Dahulu, kita adalah dua ruh manusia yang sudah saling mengenal. Pun, kamu yang memang mengasihi teman masa kecilku sebagai juwitamu. Ah, iya, belum lagi ternyata juwitamu yang lain juga memiliki nama yang sama persis dengan milikku. Waktu itu, aku berpikir bahwa kelak kamu akan mengasihiku dengan kasih yang syahdu pula. Bukankah itu suatu wasiat tersembunyi Tuhan akan kita?

Aku percaya bahwa Tuhan selalu mewasiatkan segala hal baik untukku. Seperti takdir kita yang tidak menjadi teman sekelas. Lorong lantai dua sekolah kita membentuk huruf L dengan kelasku di ujung yang satu, dan kelasmu di ujung yang satu lagi. Dan, berkah Tuhan memang ajaib. Dari depan kelasku ternyata aku bisa menatapi kamu dengan sangat jernih. Lebih jernih daripada kilau-kemilau surya pagi. Begitulah, aku selalu memiliki alasan untuk berlama-lama di depan kelas. Sejak saat itu, aku memutuskan untuk memiliki kesukaan baru—membersamai surya dan kamu.

Ketika aku menjadikanmu kasih yang damai, aku pernah melakukan hal semacam pengorbanan tiada tara. Ehm, maksudku, sedikit saja pengorbanan tidak apa, bukan? Waktu itu adalah hari kelahiranmu. Ah, aku ingat, ternyata tanggal lahir kita sama! Aku memutuskan untuk memberikanmu semacam pembuktian bahwa aku merayakan hari itu. Kue berperisa cokelat hangat dengan lilin di atasnya—akhirnya aku memilihnya. Senang rasanya bisa merayakan hari itu walau hanya satu kali.

Perihal kesempatan yang hanya satu, aku juga teringat saat itu. Tanpa direncanakan, kita bertemu di suatu tempat yang kebetulan sedang menyajikan pagelaran musik. Dalam sekejap aku sudah berada di kerumunan orang. Kita sudah sama-sama menikmati musik itu, bukan? Demi Tuhan, aku harus jujur di sini, aku sama sekali tidak menyukai musik itu, kalau saja bukan kamu yang menyeretku.

Hingga pada akhirnya, ketika kita hendak berpisah untuk masa depan, aku sangat mengharapkan kasihmu. Namun, kasihmu tidak kunjung menepi dan malah berlayar entah ke mana.
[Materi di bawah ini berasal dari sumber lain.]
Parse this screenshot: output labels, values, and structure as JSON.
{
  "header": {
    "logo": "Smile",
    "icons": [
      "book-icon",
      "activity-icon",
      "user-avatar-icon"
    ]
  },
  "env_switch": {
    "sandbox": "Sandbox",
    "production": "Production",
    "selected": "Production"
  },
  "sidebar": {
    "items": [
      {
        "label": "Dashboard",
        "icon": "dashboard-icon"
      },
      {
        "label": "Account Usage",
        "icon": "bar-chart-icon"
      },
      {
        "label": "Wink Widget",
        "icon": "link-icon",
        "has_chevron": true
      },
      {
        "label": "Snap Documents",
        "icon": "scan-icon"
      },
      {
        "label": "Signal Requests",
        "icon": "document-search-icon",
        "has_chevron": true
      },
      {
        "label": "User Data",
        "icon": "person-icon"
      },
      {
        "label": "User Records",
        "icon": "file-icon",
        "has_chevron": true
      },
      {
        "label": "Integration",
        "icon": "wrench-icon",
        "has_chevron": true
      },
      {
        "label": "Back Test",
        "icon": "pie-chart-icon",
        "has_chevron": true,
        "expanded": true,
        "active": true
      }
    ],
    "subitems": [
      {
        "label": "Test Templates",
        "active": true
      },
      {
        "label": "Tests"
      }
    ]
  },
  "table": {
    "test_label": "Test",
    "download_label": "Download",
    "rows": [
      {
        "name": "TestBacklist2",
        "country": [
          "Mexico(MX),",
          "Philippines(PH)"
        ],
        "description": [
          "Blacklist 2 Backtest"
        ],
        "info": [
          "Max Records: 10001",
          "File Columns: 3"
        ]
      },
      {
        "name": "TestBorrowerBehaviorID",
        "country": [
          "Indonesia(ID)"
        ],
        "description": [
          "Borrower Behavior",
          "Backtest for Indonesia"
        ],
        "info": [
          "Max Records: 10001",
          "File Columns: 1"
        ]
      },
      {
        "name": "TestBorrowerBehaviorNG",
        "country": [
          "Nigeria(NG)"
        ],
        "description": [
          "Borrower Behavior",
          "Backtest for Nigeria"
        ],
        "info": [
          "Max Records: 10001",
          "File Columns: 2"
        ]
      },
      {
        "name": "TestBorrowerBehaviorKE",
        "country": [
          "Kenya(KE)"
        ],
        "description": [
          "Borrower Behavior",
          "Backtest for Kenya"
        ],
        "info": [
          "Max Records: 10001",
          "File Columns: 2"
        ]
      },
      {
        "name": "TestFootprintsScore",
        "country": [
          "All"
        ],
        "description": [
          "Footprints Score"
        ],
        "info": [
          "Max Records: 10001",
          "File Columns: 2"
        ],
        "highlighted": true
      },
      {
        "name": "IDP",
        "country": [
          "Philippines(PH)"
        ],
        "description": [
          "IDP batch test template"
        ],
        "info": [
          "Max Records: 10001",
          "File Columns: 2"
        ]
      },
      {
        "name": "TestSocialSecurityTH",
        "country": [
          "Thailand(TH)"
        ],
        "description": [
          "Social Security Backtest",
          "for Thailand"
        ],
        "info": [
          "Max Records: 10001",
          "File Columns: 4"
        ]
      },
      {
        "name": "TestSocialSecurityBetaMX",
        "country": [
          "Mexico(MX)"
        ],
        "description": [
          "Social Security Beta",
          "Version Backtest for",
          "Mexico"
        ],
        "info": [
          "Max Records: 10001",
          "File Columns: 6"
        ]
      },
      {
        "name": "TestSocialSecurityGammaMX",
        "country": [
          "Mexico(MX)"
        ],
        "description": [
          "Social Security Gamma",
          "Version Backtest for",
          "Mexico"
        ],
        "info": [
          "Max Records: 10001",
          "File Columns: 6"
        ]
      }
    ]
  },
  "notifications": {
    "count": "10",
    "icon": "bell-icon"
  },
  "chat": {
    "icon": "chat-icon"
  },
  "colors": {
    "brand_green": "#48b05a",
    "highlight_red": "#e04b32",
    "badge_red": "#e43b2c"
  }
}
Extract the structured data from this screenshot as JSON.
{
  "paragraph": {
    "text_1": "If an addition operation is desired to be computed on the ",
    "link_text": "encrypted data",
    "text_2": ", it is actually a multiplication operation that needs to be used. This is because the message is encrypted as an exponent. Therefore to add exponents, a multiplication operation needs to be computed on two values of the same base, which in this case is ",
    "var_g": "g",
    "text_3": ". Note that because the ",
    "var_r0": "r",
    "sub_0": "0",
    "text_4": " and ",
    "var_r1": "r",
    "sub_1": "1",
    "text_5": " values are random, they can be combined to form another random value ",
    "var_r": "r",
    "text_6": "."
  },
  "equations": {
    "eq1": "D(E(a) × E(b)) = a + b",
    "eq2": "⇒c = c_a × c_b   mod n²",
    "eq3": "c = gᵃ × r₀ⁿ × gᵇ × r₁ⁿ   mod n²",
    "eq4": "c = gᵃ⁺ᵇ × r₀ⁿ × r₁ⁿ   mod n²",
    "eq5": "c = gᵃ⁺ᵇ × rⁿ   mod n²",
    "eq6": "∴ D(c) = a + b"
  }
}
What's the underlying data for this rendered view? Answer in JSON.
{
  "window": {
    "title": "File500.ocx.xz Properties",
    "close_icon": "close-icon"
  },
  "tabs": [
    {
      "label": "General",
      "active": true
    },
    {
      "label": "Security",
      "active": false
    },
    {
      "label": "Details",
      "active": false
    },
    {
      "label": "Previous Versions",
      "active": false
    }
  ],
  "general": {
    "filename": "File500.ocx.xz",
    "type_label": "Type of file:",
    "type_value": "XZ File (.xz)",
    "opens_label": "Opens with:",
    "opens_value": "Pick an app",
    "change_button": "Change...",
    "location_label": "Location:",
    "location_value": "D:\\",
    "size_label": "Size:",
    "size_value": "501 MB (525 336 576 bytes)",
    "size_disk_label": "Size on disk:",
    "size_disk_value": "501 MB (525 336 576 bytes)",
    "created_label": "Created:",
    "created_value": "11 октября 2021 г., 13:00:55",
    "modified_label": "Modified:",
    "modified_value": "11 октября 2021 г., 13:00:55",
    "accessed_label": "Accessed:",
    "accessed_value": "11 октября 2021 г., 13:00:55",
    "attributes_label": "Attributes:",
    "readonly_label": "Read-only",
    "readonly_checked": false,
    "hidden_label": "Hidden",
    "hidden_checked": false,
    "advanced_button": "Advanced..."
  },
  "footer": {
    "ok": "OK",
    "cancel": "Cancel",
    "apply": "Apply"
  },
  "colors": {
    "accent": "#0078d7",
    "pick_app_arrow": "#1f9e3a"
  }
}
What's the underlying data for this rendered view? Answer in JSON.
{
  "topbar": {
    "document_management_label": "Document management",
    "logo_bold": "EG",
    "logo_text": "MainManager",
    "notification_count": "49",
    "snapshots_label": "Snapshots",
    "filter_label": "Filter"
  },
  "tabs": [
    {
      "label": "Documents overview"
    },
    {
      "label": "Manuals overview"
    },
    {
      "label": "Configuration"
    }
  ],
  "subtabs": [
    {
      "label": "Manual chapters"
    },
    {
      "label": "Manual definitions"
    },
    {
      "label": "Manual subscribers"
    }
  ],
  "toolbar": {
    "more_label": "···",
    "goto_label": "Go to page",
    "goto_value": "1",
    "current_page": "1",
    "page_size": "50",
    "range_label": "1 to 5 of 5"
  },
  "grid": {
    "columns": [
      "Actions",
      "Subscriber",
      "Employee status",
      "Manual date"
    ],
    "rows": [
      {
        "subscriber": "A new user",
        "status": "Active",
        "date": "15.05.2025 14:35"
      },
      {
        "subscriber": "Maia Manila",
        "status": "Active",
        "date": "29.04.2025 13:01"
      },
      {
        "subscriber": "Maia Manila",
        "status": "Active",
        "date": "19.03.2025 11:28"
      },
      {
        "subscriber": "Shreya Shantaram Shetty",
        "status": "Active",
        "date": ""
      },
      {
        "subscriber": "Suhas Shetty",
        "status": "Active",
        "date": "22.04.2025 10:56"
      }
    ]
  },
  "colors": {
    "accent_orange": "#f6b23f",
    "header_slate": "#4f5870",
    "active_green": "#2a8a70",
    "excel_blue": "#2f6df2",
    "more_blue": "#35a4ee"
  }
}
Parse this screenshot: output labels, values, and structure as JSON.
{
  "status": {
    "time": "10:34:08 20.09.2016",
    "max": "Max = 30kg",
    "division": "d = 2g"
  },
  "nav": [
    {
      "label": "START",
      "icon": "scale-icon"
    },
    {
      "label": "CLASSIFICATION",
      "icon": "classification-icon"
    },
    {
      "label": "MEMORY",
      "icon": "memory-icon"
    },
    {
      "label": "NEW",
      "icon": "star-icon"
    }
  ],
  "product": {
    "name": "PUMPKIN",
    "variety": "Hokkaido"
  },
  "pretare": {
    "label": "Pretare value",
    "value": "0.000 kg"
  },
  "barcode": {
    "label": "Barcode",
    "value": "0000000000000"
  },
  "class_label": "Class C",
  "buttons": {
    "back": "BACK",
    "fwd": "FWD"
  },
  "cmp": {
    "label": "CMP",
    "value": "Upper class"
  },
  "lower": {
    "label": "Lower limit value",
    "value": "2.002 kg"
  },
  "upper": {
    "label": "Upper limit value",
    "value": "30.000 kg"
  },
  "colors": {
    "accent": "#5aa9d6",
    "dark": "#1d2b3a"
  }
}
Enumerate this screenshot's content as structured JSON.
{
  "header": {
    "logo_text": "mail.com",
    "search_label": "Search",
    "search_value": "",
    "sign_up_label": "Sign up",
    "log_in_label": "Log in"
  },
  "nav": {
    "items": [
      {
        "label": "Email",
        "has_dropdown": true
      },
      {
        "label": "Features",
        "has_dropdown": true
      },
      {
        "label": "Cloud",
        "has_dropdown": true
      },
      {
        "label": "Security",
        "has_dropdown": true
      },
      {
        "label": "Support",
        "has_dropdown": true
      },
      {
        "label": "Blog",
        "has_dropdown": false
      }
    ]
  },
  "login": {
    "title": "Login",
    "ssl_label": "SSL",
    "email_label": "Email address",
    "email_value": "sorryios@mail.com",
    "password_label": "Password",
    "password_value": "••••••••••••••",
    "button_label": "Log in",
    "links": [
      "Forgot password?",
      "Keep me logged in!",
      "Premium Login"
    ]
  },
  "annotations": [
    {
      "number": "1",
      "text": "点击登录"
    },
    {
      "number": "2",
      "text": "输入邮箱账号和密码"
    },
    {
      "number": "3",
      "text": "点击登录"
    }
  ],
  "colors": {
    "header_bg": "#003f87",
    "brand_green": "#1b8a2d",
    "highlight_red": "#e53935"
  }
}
Kamu yang memang berlayar atau aku yang seharusnya menyepikan kasih ini?

---

Setelah sekian lama tidak saling sapa, akhirnya kita kembali bersapa-sapa semu sampai sekarang. Kita sudah saling temu dan aku harap semoga kasihku ini tak kembali semi. Ah, mengenai semi, aku teringat sebuah musim. Musim yang selalu memotret banyak seringai yang sangat damai. Sama seperti kasihku terdahulu, di depan kelas. Kasihku yang membersamaimu selayang pandang, selepas pulang.